With 90 code compliance staff around the world, Gap has made a substantial investment in monitoring labour practices in its global supply chain. In MSN’s experience, Gap is also more willing to respond to reports of worker rights abuses and to engage with unions and NGOs on how to eliminate them than most of its competitors.

So what went wrong?

Although factory monitoring is necessary, it is not sufficient. Audits by compliance staff or commercial auditing firms hired by brand buyers are notoriously ineffective at detecting worker rights abuses or unauthorized subcontracting, and are not designed to uncover the root causes of persistent code and legal violations.

In the current highly competitive free trade environment, Gap and other apparel brands are shifting their orders to countries like India where labour costs are lowest, enforcement of labour laws is weak, and subcontracting to unregulated sewing workshops that exploit children is common.

Constant pressure by the brand buyers on their suppliers to lower their prices, coupled with instability in order volumes, is also encouraging them to take as many orders as are available at any given moment, then subcontract work in order to meet deadlines.

Brand buyers therefore have a responsibility to ensure that their sourcing and purchasing practices don’t encourage sweatshop abuses and child labour.

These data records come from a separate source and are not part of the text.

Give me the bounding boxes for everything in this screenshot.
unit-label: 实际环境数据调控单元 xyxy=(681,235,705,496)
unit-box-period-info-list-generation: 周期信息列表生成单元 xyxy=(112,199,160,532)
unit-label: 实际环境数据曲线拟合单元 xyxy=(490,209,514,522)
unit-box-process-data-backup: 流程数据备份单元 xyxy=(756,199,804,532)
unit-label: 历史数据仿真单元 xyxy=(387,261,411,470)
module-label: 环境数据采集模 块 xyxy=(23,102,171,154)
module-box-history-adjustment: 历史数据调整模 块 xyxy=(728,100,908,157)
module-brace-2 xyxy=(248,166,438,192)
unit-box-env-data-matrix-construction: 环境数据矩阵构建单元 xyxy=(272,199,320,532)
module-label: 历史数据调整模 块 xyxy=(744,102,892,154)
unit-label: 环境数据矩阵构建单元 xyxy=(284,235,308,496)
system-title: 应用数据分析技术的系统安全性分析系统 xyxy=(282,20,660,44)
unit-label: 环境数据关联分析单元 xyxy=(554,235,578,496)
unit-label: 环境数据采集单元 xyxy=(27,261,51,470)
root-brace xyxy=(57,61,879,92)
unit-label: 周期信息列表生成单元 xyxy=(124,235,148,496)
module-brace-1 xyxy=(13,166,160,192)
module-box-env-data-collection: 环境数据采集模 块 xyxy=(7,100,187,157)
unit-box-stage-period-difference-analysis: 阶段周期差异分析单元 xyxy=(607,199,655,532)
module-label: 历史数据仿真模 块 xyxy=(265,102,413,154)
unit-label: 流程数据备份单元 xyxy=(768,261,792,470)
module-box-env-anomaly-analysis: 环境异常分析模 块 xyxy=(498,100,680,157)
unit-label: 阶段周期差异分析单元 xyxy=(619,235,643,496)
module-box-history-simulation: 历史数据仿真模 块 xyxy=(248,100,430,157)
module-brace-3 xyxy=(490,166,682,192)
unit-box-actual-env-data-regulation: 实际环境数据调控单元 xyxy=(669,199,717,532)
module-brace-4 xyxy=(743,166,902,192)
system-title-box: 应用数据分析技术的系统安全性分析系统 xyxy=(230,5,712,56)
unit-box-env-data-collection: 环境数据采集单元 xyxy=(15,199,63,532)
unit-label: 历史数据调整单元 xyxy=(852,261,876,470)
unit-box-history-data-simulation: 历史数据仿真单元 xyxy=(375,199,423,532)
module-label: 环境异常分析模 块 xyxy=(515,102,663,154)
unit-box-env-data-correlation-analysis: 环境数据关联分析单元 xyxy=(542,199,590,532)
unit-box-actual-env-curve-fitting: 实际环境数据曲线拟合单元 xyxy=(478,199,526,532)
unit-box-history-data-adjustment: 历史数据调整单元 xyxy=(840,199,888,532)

What should brands like Gap be doing?

To ensure that none of their products are being made in sweatshops or by child and/or bonded labour, Gap and other retailers and brands buying from India need to tackle the underlying causes of these abuses. MSN is therefore calling on Gap and all other brands and retailers whose apparel products are made in India to do the following:

  1. Request a joint meeting of the buyers with the Government of India and the appropriate industry associations to discuss their commitment to sourcing from factories that provide decent wages and working conditions, do not use child labour, and do not engage in labour-only subcontracting in order to avoid meeting legal and code of conduct requirements.
  2. Make a long-term commitment to suppliers making a serious effort to achieve and maintain compliance with national labour laws and codes of conduct, and offer to pay a preferential price to suppliers that pay a living wage that meets the basic needs of workers and their families, so that their children do not have to work.
  3. Work with local trade unions and NGOs in India on ways to effectively identify and eliminate child labour in their Indian supply factories.
  4. Take steps to ensure that suppliers respect the rights of all workers to form or join trade unions of their choice and to bargain collectively, and that they adopt a positive approach towards the activities of trade unions and an open attitude towards the organizational activities of workers. (When workers are organized, they are better able to prevent child labour and less afraid to tell the truth about working conditions and labour practices, including whether unauthorized subcontracting is taking place.)
  5. Enter into dialogue with the Indian government to convince it that labour rights NGOs are playing a legitimate and necessary role and should not be targeted for doing so.
  6. Publicly disclose the names and addresses of all the factories they use in India and other countries, so that these workplaces are under public scrutiny.
  7. Commit to ensuring that when children are found making their products, they will have access to quality education until they are no longer children, will be compensated at the legal minimum wage rate during that period, and will be offered decent jobs when they reach the legal minimum age.